Monday, March 18, 2013

March 18, 2013. Jackson, MS. Sausage.

Making sausage is a big deal.... hard work and time consuming, but when it was all done and put away in the freezer, everyone agreed that it was worth all the effort.   Our role, as ladies of the family, was to get out of the way and cheer.   Christina and I along with the three girls did a fine job with our task.   The heavy lifting was done by Andrew with assistance from John every now and again, and Ken, who helped whenever a two man job was needed.    Each freezer bag has five large sausage links and they have forty two bags in the freezer.

Andrew started with 75 pounds of deer meat, plus 20 pounds of pork fat.   The first task was to thaw the meat overnight.  Saturday,  Andrew ground the meat and the pork, then seasoned it, all according to a recipe he found in a book.   I overheard something about grinding freezing water into the meat, but I was gone by then.  We left at 12:15 and returned after dinner when the kitchen was all clean.   In our absence, they stuffed the links with the meat.  Ken's task was to twist the links.  

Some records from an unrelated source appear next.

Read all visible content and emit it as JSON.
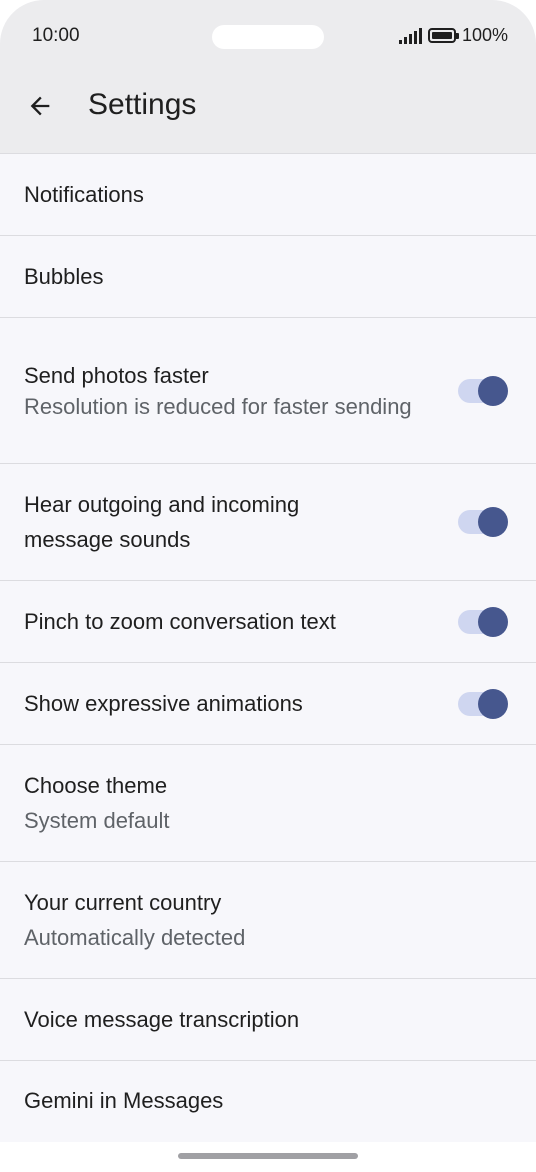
{
  "status_bar": {
    "time": "10:00",
    "battery": "100%",
    "icons": [
      "signal-icon",
      "battery-icon"
    ]
  },
  "header": {
    "title": "Settings",
    "back_icon": "arrow-back-icon"
  },
  "settings": [
    {
      "primary": "Notifications",
      "secondary": "",
      "toggle": false
    },
    {
      "primary": "Bubbles",
      "secondary": "",
      "toggle": false
    },
    {
      "primary": "Send photos faster",
      "secondary": "Resolution is reduced for faster sending",
      "toggle": true,
      "on": true
    },
    {
      "primary": "Hear outgoing and incoming message sounds",
      "secondary": "",
      "toggle": true,
      "on": true
    },
    {
      "primary": "Pinch to zoom conversation text",
      "secondary": "",
      "toggle": true,
      "on": true
    },
    {
      "primary": "Show expressive animations",
      "secondary": "",
      "toggle": true,
      "on": true
    },
    {
      "primary": "Choose theme",
      "secondary": "System default",
      "toggle": false
    },
    {
      "primary": "Your current country",
      "secondary": "Automatically detected",
      "toggle": false
    },
    {
      "primary": "Voice message transcription",
      "secondary": "",
      "toggle": false
    },
    {
      "primary": "Gemini in Messages",
      "secondary": "",
      "toggle": false
    }
  ],
  "colors": {
    "toggle_thumb": "#46578e",
    "toggle_track": "#cfd6f0",
    "background": "#f7f7fb",
    "app_bar": "#ececee"
  }
}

The sausage were left in the fridge over night.   After brunch,  Andrew and Ken took all the sausage links to the smoker, which is in John's back yard.  First the sausage must air dry for an hour, then be lightly smoked in the big smoker for two or three hours.  We ladies arrived home from evening church to see all the packages of sausage just ready to be placed into the freezer.  Molly helped Andrew count and store the sausage.  By Sunday evening, Ken and Andrew were tired.  Ken commented to me on the way home that you have to enjoy the process in order to put up with all the work.   The sausage is wonderful.   "Not too spicy," said Molly.   Andrew loves the sausage but he especially likes the fact that he did it all himself, starting with shooting the deer.    He was very pleased with his sausage.